The patient population consisted of 20 patients (18 men) with a mean age of 65 years (range, 51 to 73 years) and a mean ejection fraction of 29% (range, 18% to 44%). Fifteen patients had symptoms of heart failure, 9 had a history of distant infarction (>6 months), and 11 had stable angina before surgery. Eighteen patients underwent DE and 16 had scintigraphic studies before revascularization. Complete revascularization was performed with a total of 1 to 4 grafts per patient, and none developed postoperative ischemic events. All patients underwent repeat 2D echocardiography, and 16 had repeat DE 3 to 4 months after surgery; no patient showed evidence of ischemia.
Of the 320 myocardial segments, 65 had normal function at baseline and 255 were dysfunctional (11 were mildly hypokinetic, 129 were severely hypokinetic, 112 were akinetic, and 3 were dyskinetic). Ninety-six abnormal segments (60 hypokinetic and 36 akinetic) recovered function after revascularization (38%).
Relation of MCE With Resting Ventricular Function
Qualitative MCE assessment was feasible in 80% of segments, whereas quantitative MCE was feasible in 74%. Inability to evaluate myocardial perfusion was predominantly seen in basilar segments, mostly because of attenuation. All MCE indexes, including peak MCI, MCI at 1:8, normalized MCI (at peak or 1:8 gating), β, and peak MCI×β decreased with worsening myocardial function (P<0.001 by ANOVA; Figure 1). Similar findings were observed with Tl201 uptake, particularly when compared with normalized MCI.
Quantitative MCE, Qualitative MCE, and Recovery of Ventricular Function
Quantitative MCE parameters were highest in normal segments, intermediate in dysfunctional segments that recovered function after revascularization, and lowest in segments without recovery (Table 1). Overall, the value of peak MCI was 1 to 5 dB higher than MCI at 1:8 pulsing interval. However, when normalized, peak MCI and MCI at 1:8 gating yielded almost identical results (Table 1). Thus, normalized peak MCI will be used hereafter in the article. Receiver-operator characteristic curves were generated to assess the prediction of recovery of function for the different MCE parameters. The area under the curve was lowest (0.64) for peak MCI, increased to 0.77 when MCI was normalized (peak or at 1:8 gating), was 0.79 for β, and was highest (0.83) for peak MCI×β. Using the receiver-operator characteristic curves, the best cutoff points for the different parameters were assessed to give a high sensitivity and acceptable specificity, because this is preferable clinically (Table 2). Although the accuracy of peak MCI×β was the highest, there was no statistical difference among the different quantitative MCE parameters. In akinetic segments, the sensitivity for predicting recovery of function was slightly lower, with a higher specificity (Table 2). Prediction of recovery by coronary territory using peak MCI×β revealed a sensitivity and specificity of 90% and 72%, respectively, for the left anterior descending coronary artery and 89% and 51%, respectively, for right or circumflex coronary artery distribution (non-left anterior descending artery; P=NS).

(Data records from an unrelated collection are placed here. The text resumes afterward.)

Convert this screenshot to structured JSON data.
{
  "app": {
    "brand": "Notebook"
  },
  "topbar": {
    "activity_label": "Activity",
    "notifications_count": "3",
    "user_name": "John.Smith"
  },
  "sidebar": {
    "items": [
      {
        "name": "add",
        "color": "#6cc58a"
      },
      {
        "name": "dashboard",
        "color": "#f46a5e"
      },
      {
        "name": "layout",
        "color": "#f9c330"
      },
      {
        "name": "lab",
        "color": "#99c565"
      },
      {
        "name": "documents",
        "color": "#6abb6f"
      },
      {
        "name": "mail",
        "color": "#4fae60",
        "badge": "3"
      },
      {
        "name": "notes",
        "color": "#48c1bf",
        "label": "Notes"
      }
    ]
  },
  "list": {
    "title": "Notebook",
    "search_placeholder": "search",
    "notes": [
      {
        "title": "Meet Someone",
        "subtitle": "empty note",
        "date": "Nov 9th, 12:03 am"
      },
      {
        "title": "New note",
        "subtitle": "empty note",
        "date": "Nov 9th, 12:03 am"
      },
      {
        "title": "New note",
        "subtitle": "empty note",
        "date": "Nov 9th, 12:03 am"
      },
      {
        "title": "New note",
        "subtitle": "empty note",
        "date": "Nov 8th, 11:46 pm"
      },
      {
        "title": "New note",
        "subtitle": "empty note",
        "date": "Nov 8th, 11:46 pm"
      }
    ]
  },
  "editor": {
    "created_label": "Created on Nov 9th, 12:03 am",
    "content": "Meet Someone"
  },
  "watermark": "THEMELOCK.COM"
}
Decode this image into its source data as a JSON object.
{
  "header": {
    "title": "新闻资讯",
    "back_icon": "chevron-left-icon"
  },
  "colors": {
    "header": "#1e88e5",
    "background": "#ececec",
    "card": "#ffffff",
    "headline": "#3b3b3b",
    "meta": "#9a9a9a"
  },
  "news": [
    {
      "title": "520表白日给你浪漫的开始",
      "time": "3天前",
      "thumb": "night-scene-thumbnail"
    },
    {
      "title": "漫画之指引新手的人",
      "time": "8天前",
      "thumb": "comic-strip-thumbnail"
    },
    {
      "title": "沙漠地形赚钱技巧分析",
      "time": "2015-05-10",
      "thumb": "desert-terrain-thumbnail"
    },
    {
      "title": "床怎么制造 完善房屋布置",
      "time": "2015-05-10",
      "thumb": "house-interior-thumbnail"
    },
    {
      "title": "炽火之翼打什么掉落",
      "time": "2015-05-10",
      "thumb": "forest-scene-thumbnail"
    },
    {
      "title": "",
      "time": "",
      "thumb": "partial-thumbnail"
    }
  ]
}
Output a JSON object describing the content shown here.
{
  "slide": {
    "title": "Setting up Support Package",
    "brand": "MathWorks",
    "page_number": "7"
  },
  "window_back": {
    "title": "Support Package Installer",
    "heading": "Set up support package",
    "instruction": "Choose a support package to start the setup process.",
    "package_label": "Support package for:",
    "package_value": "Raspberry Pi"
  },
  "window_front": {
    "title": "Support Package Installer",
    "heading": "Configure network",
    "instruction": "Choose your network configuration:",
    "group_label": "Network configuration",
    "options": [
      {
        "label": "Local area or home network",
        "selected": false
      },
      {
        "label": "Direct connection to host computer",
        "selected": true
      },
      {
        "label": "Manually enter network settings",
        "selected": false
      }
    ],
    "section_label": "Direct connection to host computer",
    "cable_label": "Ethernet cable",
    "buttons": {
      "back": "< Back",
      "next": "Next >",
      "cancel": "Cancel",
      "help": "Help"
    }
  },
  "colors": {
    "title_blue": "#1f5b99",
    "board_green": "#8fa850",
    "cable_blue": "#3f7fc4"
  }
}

Recovery of function after revascularization was observed in 53% of segments with normal perfusion and in 27% with patchy perfusion, but it was only seen in 5% of segments without perfusion by MCE (P<0.001). The sensitivity and specificity of qualitative homogeneous MCE to detect recovery of function was 81% and 49%, respectively. When any contrast enhancement was used as criterion for perfusion, the sensitivity rose to 99%, with a drop in specificity to 14% (Table 2). Overall, the accuracy of quantitative parameters in predicting recovery of function was higher than qualitative MCE parameters.
Quantitative MCE Versus Contractile Reserve
Quantitative MCE and contractile reserve before revascularization were evaluated in 169 dysfunctional segments, of which 98 had contractile reserve and 71 did not. All MCE parameters were significantly higher in segments with contractile reserve compared with those without (Figure 2). Of the 71 dysfunctional segments that did not have contractile reserve before surgery, 15 recovered resting function and contractile reserve, 14 recovered contractile reserve only, and the remaining had no improvement in either rest function or contractile reserve. Normalized peak MCI, β, and peak MCI×β were highest in segments without contractile reserve at baseline that recovered rest and contractile function, intermediate in segments that recovered contractile reserve only, and lowest in segments without any change in function (Figure 3).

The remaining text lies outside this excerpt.